# Diy Bow vise!!



## jrdrees (Jun 12, 2010)

Sweet design!


----------



## aulee42 (Jun 5, 2011)

Hope you dont mind im going to build the same thing.


----------



## Deer Eliminator (Jan 21, 2010)

Build away its cheap and holds the bow well enough that I can center serve it. 
Also I forgot to mention I used 2 short pieces of angle iron. These go on the c clamp. 
2 short pieces of angle iron
2 pieces of 3/4" square tube
2 bolts and nuts approx 3/8" x 6" (not sure)
5/8" x 12" steel rod
3" C clamp
Stick on felt pad


Hutch


----------



## B.Hunter (May 4, 2009)

Very nice design.


----------



## TC-CountryBoy (Aug 30, 2004)

Simple and it works, that is what DIY is all about. I do have one question or critique and that is the two bolts that you use to lock the rotation of the round rod. Do they not get in each others way, from the photos, they look like they would hit each other? Would it be better to make T-handles rather than 90s?


----------



## hunterdan49 (Apr 18, 2012)

need to save this


----------



## SD BowHunter (Sep 24, 2008)

Nice...


----------



## redyak3 (Nov 5, 2011)

I like it!!!
Going to have to build one.


----------



## GOOSE96 (Oct 13, 2011)

gonna follow this.looks good.


----------



## Deer Eliminator (Jan 21, 2010)

TC-CountryBoy said:


> Simple and it works, that is what DIY is all about. I do have one question or critique and that is the two bolts that you use to lock the rotation of the round rod. Do they not get in each others way, from the photos, they look like they would hit each other? Would it be better to make T-handles rather than 90s?

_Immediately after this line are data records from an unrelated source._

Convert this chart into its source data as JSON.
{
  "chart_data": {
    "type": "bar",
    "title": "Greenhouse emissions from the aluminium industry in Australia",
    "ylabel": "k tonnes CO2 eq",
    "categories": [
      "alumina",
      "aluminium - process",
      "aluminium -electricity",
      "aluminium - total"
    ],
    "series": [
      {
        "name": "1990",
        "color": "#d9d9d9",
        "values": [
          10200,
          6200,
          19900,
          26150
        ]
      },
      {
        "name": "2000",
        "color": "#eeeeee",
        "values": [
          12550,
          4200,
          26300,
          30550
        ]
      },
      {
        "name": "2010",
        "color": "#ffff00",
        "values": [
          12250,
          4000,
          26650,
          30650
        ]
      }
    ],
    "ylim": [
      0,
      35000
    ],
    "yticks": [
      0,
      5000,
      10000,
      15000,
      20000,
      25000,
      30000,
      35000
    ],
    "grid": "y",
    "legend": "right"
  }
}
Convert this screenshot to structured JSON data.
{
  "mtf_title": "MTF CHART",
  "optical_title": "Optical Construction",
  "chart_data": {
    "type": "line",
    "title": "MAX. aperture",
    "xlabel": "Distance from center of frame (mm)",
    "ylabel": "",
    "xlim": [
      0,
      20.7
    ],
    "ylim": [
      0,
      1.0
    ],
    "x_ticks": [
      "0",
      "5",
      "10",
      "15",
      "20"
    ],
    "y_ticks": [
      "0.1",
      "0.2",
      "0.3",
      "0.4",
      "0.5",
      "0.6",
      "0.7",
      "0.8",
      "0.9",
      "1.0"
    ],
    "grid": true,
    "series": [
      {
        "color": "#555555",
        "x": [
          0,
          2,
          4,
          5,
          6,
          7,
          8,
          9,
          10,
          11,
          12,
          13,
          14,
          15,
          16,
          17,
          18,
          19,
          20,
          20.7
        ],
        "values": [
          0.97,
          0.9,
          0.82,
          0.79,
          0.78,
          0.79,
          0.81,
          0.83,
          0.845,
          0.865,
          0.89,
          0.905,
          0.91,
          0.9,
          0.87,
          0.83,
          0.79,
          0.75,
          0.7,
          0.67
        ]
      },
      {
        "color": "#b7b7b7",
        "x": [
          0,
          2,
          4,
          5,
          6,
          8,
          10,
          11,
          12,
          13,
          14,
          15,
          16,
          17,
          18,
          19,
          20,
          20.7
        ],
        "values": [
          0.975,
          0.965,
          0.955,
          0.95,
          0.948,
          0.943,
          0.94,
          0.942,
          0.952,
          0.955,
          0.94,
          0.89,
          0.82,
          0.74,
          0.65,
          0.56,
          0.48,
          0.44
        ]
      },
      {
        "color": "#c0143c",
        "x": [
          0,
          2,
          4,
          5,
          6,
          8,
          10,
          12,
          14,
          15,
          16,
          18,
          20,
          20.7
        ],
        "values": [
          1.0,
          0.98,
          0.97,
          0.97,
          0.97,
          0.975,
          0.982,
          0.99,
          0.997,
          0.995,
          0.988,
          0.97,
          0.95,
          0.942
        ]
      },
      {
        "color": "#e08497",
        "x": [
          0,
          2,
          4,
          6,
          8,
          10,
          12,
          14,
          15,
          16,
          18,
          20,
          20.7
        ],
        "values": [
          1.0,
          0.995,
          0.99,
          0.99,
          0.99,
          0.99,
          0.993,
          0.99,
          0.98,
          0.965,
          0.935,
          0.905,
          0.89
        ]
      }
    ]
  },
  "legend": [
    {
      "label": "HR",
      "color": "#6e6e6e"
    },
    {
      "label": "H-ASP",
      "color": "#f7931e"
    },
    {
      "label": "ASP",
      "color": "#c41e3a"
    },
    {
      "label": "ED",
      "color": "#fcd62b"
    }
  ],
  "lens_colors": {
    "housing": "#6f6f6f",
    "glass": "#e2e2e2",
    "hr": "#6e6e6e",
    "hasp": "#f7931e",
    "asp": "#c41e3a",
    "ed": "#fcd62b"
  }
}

Hey TC, T-handles would work fine. I had the bolts on hand and installed them first then bent them. They do not hit each other. Also I get good torque out of them and you don't need to loosen them that much before you can rotate it. But t- handles would work fine. 




Hutch


----------



## TC-CountryBoy (Aug 30, 2004)

Sorry, just looked like they would hit from the photos. Glad you posted as I need to build one as well and I tend to over complicate things sometimes. 
TC


----------



## b0w_bender (Apr 30, 2006)

Nice


----------



## sundevil4life (Jun 17, 2012)

Nice design, gonna build one today...


----------



## Deer Eliminator (Jan 21, 2010)

Also forgot to mention on the bottom angle iron cut a groove to fit over the c clamp. This will stop is from spinning and flopping around. I used felt to cover the angle iron (old bed rail) but you can use rubber on any thing you can thing of.


----------



## redyak3 (Nov 5, 2011)

Thanks Deer Eliminator!!! Just gotta add some paint and some Velcro pads for the jaws. Vise works great!!!


----------



## Deer Eliminator (Jan 21, 2010)

redyak3 said:


> Thanks Deer Eliminator!!! Just gotta add some paint and some Velcro pads for the jaws. Vise works great!!!
> View attachment 1552132


Great job! nothing like a quick to make vise and cheap too!!!!



Hutch


----------



## bowabuk (Jul 9, 2012)

I will have to make one of these for sure !! Thanx for sharing


----------



## jblk (Dec 27, 2011)

Here is an idea for you guys that are cyclist. We already had a bike stand, it is designed to clamp the tubing on a bike frame and the jaws are padded. Very adjustable and portable. Will hold the bow in any position you want. It is not here or I would take a picture of it. The one we have is like this one:http://www.rei.com/product/752335/feedback-sports-sport-mechanic-repair-stand


----------



## ruttnwapati (Sep 22, 2008)

*DIY Stand Alone Bow Vise*

Seen Hutch post his vise here using a c-clamp. Had to give it a try. Didn't have much luck with the nuts being welded to the sleeve that the cold rolled slides into. Seemed to slip/drift with weight of the bow on my first go around. It also left registration marks or divits on the cold rolled rod. So, I ordered some split collar shaft clamps off of some seller on ebay. If you build one using split shaft collar clamps be sure to only weld 1/2 of the clamp and anti-seize the socket cap bolts! Works as good as anything you can buy retail. Portability and access, a plus for me . Built heavy enough to last my lifetime. Thanks Deer Eliminator for sharing your idea......got me off my butt and doing something.


----------



## Deer Eliminator (Jan 21, 2010)

Now that's taking it a step further! Great job! Should work well for ya! ruttnwapati




Hutch


----------



## killzone90 (Sep 14, 2009)

I will b building one of these very soon.


----------



## maton818 (Nov 20, 2008)

Those are great ideas! I'll be building my own very soon!


----------



## ruttnwapati (Sep 22, 2008)

For those who requested it.


----------



## rut'n bucks (Jan 30, 2011)

Marked


----------



## redbone311 (Sep 6, 2010)

Very nice design - marking this tread for future use. Thanks


----------



## poetic (Jul 30, 2013)

I just bought my C-clamp today.. all other parts are at work. Waiting for the maintenance guys to wield n put all at together for me.. so all I had to do was buy a $5 clamp n we got everything else back in the shop... woot


----------



## BowStringDepot (Dec 25, 2013)

Love mine! gonna build 2 more for the shop



Hutch


----------



## huntin4hitters (Jan 25, 2008)

Tag


----------



## ruttnwapati (Sep 22, 2008)

Threw a modification to this vise. Actually like using the stabilizer mount better then the clamp. Took 3/4"x 8" cold rolled,chucked it up centered,drilled and tapped 5/16x 24. Vise that is now capable of clamp or stab mount.


----------